KRAB
- Greenacres, California; United States;
- Broadcast area: Bakersfield metropolitan area
- Frequency: 106.1 MHz
- Branding: ALT 106.1: KRAB Radio

Programming
- Format: Alternative rock
- Affiliations: Compass Media Networks Premiere Networks

Ownership
- Owner: iHeartMedia, Inc.; (iHM Licenses, LLC);
- Sister stations: KBFP, KBFP-FM, KDFO, KHTY

History
- First air date: March 29, 1991
- Call sign meaning: A play on "Crab"

Technical information
- Licensing authority: FCC
- Facility ID: 17359
- Class: B1
- ERP: 25,000 watts
- HAAT: 100 meters (330 ft)
- Transmitter coordinates: 35°21′33.00″N 118°43′45.00″W﻿ / ﻿35.3591667°N 118.7291667°W

Links
- Public license information: Public file; LMS;
- Webcast: Listen live (via iHeartRadio)
- Website: krab.iheart.com

= KRAB =

KRAB (106.1 FM, "Alt 106.1") is a commercial radio station licensed to Greenacres, California, United States, and serving the Bakersfield metropolitan area. The station airs an alternative rock format and is owned by iHeartMedia, Inc. KRAB's studios are on Mohawk Street in southwest Bakersfield.

KRAB's transmitter is off Bena Road east of Bakersfield in rural Kern County.

==History==
This station's history began on June 26, 1987, when a construction permit was issued by the Federal Communications Commission. It called for a new radio station at 106.3 FM. On July 8 of that year, the KRAB call letters were assigned to the construction permit. The station was founded by Atmosphere Broadcasting LP, which applied for its license in late 1990.

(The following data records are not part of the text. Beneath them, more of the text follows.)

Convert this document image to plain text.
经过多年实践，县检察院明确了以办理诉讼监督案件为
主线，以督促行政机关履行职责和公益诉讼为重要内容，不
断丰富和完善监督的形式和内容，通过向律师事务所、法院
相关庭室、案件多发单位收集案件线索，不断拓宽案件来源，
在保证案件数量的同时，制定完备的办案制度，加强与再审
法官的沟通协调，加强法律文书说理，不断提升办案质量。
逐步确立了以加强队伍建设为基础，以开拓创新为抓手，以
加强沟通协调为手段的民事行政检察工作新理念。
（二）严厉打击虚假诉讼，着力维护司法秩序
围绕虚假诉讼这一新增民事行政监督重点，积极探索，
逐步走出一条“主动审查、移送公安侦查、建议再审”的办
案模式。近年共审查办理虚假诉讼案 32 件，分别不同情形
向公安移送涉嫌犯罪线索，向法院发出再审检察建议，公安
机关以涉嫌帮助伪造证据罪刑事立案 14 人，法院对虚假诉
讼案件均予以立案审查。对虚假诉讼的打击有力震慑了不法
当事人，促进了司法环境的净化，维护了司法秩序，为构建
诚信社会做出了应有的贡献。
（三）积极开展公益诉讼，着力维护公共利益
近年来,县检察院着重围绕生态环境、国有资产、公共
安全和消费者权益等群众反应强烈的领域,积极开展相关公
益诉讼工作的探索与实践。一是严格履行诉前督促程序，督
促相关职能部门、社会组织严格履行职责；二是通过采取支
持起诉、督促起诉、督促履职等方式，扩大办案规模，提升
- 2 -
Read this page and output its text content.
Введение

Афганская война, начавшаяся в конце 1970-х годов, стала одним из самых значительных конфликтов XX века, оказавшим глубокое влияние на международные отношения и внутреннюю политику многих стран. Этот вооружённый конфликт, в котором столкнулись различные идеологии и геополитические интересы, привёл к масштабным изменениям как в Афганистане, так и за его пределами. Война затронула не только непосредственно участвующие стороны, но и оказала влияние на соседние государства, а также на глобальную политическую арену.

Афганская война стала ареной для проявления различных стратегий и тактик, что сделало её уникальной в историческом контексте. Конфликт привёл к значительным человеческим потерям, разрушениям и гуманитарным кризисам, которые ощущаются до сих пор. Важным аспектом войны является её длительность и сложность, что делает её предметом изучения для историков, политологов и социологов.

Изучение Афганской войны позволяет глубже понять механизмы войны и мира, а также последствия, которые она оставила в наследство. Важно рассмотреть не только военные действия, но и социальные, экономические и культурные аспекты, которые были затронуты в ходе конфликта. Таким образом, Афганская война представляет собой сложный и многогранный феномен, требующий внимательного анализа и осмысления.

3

KRAB finally signed on the air on March 29, 1991. Because 106.3 FM had been a frequency only for Class A stations, KRAB was limited in power. Several years later the station changed frequencies and began broadcasting at 106.1. That permitted it to boost its power.

In October 2000, Clear Channel Communications (now iHeartMedia) acquired the station. This station was placed into the Aloha Station Trust in 2008, with the intention to sell it. But that decision was later changed and iHeartMedia substantially reacquired the station in 2014.